Newsgroups: comp.ai.neural-nets
Path: cantaloupe.srv.cs.cmu.edu!das-news2.harvard.edu!news2.near.net!bloom-beacon.mit.edu!news.kei.com!news.mathworks.com!udel!gatech!concert!sas!mozart.unx.sas.com!saswss
From: saswss@hotellng.unx.sas.com (Warren Sarle)
Subject: Re: Range for Input-/outputdata?
Originator: saswss@hotellng.unx.sas.com
Sender: news@unx.sas.com (Noter of Newsworthy Events)
Message-ID: <Cyyn48.LsL@unx.sas.com>
Date: Tue, 8 Nov 1994 17:55:20 GMT
References:  <39ltom$l7o@fuhainf.fernuni-hagen.de>
Nntp-Posting-Host: hotellng.unx.sas.com
Organization: SAS Institute Inc.
Lines: 133


In article <39ltom$l7o@fuhainf.fernuni-hagen.de>, annette.lunau@fernuni-hagen.de (Annette Lunau) writes:
|> Im doing a paper on stock-prediction (no, not again...) with
|> backprop-networks.  All the books Ive read say, that you have to normalize
|> the inputdata in order to get good training results.  Can anybody explain to
|> my why?  Doesnt the range for the input data depend on the
|> transformation/output-function.  How do I find out which would be the best
|> Range to transform my data to?

Scott's reply covered the basics pretty well. For those of you who
want the gory details, here is an excerpt from the documentation of
my TNN macro:

Standardization tends to make the training process better behaved by
improving the numerical condition of the optimization problem and
ensuring that certain default values involved in initialization and
termination are appropriate. For linear models fitted by least-squares,
the results are invariant or equivariant under addition or
multiplication of the variables by a constant; hence there is no
disadvantage to standardization. Invariance or equivariance holds
similarly for standardization of the inputs in a feedforward NN.
Invariance or equivariance fails for standardization of the outputs if:

 * the output activation function is nonlinear

 * the loss function assumes that the target variables are counts
   (BERNOULLI, BINOMIAL, MULTINOMIAL, POISSON) and hence on an
   absolute scale of measurement

 * the loss function assumes that the target variables are nonnegative
   values on a ratio scale of measurement (GAMMA)

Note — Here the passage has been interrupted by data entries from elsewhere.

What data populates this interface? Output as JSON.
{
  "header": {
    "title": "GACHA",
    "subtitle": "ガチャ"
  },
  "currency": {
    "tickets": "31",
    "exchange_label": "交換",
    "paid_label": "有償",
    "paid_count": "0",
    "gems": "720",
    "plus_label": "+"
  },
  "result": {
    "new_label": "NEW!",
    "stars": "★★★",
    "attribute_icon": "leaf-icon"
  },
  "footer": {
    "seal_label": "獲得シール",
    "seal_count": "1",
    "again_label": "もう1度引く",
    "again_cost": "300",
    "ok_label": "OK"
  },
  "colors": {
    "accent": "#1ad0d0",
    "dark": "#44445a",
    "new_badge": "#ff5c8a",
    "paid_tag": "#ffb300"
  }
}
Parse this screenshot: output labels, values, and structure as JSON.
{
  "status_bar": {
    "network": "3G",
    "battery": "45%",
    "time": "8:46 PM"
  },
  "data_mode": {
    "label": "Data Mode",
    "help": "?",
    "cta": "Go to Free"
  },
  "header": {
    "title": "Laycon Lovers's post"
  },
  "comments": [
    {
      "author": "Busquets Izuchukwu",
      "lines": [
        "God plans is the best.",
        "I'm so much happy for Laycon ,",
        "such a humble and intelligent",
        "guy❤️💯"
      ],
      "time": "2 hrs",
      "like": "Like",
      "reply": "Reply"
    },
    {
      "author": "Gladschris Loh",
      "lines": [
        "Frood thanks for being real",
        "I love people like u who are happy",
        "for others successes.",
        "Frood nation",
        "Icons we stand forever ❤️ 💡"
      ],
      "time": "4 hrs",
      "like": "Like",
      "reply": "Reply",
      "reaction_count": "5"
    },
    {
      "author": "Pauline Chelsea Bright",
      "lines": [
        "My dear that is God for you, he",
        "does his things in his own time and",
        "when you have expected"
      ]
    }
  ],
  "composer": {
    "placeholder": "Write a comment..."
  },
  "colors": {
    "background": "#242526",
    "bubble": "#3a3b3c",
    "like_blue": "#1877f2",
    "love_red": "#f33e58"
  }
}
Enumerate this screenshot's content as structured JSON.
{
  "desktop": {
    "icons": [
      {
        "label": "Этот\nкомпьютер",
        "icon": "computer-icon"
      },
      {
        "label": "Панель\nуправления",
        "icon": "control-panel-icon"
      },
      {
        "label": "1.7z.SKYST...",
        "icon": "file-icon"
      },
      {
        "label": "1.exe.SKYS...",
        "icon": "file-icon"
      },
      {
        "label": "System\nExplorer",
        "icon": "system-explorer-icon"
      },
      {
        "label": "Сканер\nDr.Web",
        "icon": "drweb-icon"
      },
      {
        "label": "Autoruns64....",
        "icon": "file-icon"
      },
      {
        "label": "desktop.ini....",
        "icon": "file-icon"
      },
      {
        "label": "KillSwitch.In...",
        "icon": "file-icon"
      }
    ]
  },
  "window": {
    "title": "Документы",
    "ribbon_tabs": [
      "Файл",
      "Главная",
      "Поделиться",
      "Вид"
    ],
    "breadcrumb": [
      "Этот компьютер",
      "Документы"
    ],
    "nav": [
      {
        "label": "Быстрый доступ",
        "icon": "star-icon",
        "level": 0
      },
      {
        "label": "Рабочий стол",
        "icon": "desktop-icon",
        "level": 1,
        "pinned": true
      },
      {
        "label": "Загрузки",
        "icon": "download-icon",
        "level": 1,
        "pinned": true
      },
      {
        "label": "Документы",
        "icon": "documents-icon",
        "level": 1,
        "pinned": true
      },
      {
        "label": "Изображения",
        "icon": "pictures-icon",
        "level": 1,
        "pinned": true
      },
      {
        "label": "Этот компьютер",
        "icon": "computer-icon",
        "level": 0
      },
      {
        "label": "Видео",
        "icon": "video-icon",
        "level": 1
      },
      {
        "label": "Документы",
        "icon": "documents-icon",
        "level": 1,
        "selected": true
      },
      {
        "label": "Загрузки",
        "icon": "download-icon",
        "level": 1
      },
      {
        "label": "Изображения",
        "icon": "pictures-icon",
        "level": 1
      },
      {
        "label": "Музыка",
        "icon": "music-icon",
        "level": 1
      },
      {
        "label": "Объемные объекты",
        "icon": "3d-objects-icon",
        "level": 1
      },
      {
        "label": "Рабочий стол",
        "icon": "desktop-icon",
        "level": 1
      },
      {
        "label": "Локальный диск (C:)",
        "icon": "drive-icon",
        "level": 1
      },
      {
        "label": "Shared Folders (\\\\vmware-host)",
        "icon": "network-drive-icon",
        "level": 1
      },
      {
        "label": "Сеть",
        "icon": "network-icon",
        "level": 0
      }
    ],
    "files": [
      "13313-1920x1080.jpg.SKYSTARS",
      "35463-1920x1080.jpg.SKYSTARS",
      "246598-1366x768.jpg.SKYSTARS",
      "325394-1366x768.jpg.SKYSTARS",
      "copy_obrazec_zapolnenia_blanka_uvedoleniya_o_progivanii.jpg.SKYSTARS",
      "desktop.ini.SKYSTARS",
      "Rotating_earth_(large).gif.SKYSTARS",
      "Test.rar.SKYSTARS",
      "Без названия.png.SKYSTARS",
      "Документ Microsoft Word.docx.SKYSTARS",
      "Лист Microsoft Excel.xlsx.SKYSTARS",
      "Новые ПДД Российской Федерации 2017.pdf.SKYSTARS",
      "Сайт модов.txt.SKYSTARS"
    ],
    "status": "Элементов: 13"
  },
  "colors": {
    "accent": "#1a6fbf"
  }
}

 * there are two or more targets with loss functions that optionally
   involve a scale parameter (e.g., NORMAL, GAMMA, and the M
   estimators) and you do not explicitly estimate the scale
   parameters.

Thus there are two considerations regarding standardizing targets:
the output activation function and the loss function.

If the output activation function is bounded (typically between 0 and
1), the targets obviously should fall in the same range. It is often
recommended in the NN literature to scale targets between .1 and .9,
since traditional training methods can be too slow to get the weights
large enough to give good predictions of target values of 0 and 1.
However, this makes it impossible to get a good fit if there are many
target values at each end of the range, and PROC NLP has no difficulty
making the weights large enough to fit target values of 0 and 1.
Rather than standardizing the targets with STD=RANGE, it may be more
convenient to adjust the range of the output activation function to
correspond to the range of the targets by using the ADD= and MULT=
arguments to %OUT or %TNN. If the targets are not bounded, it usually
is not advisable to use a bounded output activation function.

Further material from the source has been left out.